The song was issued as an instrumental piece but Clarke did write lyrics for it; here is a sample: ‘We're sailing ships across the desert | And fading in the Arabian sun | Too hot the sand too deep the oceans | It's just surviving whatever the cost’.

02

BLUES FOR GASSMAN
Piero Umiliani
I soliti ignoti, 1958

Piero Umiliani is a composer and conductor. He may not be as well known as other Italian composers—he is certainly not as familiar a name as Ennio Morricone—but his compositions provide the soundtrack for many wonderful movies, particularly in the 1960s and ‘70s.  

Umiliani’s most popular song—‘Mah Nà Mah Nà’—was released in 1968. The song, with its simple, seemingly naïve sound, relates back to scat singing (random syllables repeated rhythmically, typically used by jazz singers as an instrument and to cover instrumental solos). One of his composition techniques was interpolation, where melodies are abruptly cut off and replaced with new ones.

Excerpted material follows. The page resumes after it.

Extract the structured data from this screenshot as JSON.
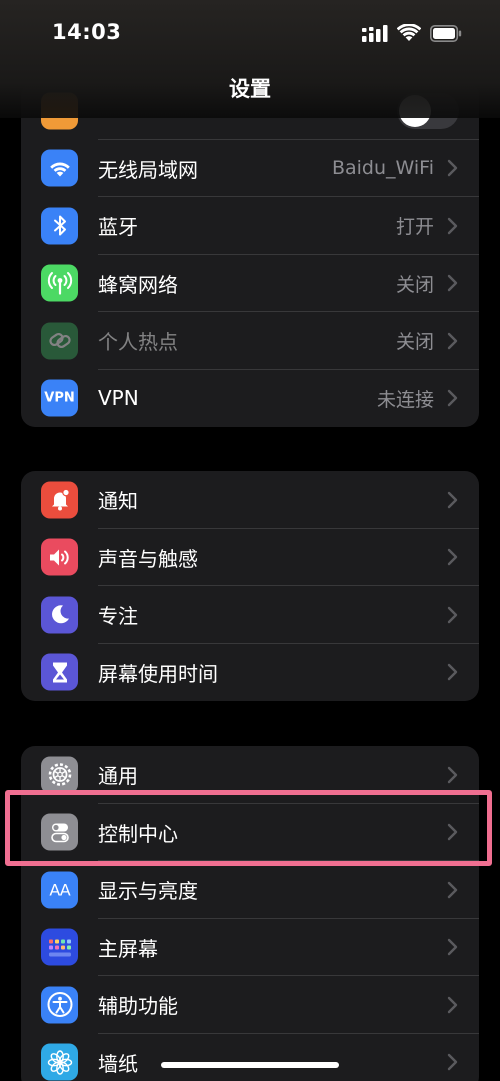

The Italian film I soliti ignoti (in English, Big Deal on Madonna Street) is considered one of the masterpieces of Italian cinema; and there in its 1958 soundtrack is Umiliani’s ‘Blues for Gassman’, now an Italian jazz standard. Umiliani also composed the soundtrack for the sequel, featuring Chet Baker. And if, at some time or other since 2004, you have watched Ocean’s Twelve, you will already be familiar with the guitar rendition of ‘Crepuscolo Sul Mare’ (‘Twilight on the Sea’).

03

ON THE SUNNY SIDE OF THE STREET
Roberta Gambarini
Easy to Love, 2006

Roberta Gambarini left Italy at twenty-six, when she won a scholarship to the New England Conservatory of Music in Boston. Later, she moved to New York and met James Moody, who became her mentor, introducing her to the New York jazz scene, where she became a cult favorite. She is a great jazz interpreter. She is also terrific at scat singing. I love her stunning version of ‘On the sunny side of the street’, where she covers note by note the instrumental solos played by saxophonists Sonny Stitt and Sonny Rollins, as well as the well-known version released by Dizzy Gillespie. She is amazingly talented. I had the chance to meet Gambarini when she came to Italy on tour, and I was astonished by her.

04

BLACK
Pearl Jam
Ten, 1991

When I was a kid, in my room, struggling with the translation of a text by Senofonte (I mean Xenophon) or contemplating an ellipse equation, I always had Pearl Jam on the stereo. The warm voice of Eddie Vedder spoke to me from the speakers. I spent endless, entire afternoons in the company of Pearl Jam – the epitome of grunge.

I still recall the night I spent listening to Pearl Jam live on a radio gig. In Milan, at home, everyone was asleep. I was supposed to be in bed, dreaming, but instead a buzzing pair of headphones kept magically repeating in my ears the sounds of my favourite group.

Adolescence is a time when you have more questions than answers, and your hopes collide with fears and doubts. Pearl Jam is one of the sweetest memories I keep of that time in my life. The emotional melody line that runs through ‘Black’ is carried to perfection by Eddie Vedder, who once said "fragile songs get crushed by the business. I don't want to be a part of it.” He was my hero then, and now.

05

I'LL FLY FOR YOU
Spandau Ballet
Parade, 1984 

Spandau Ballet are actually an legacy of my older brother. I used to go into his room and steal cassettes and, later, CDs. I was always quite afraid to be caught in that moment of crime.  My brother was always yelling at me because he was the one who was buying the music that I was listening to  and enjoying…

“I’ll fly for you” is a classic from the eighties when a smooth, optimistic and glam sound was accompanied by  video clips. The video of this song is one of my favourite: it’s an ironic love-crime story, a girl trapped who needs to be saved, the ending left to destiny.  Another hero of mine, definitely.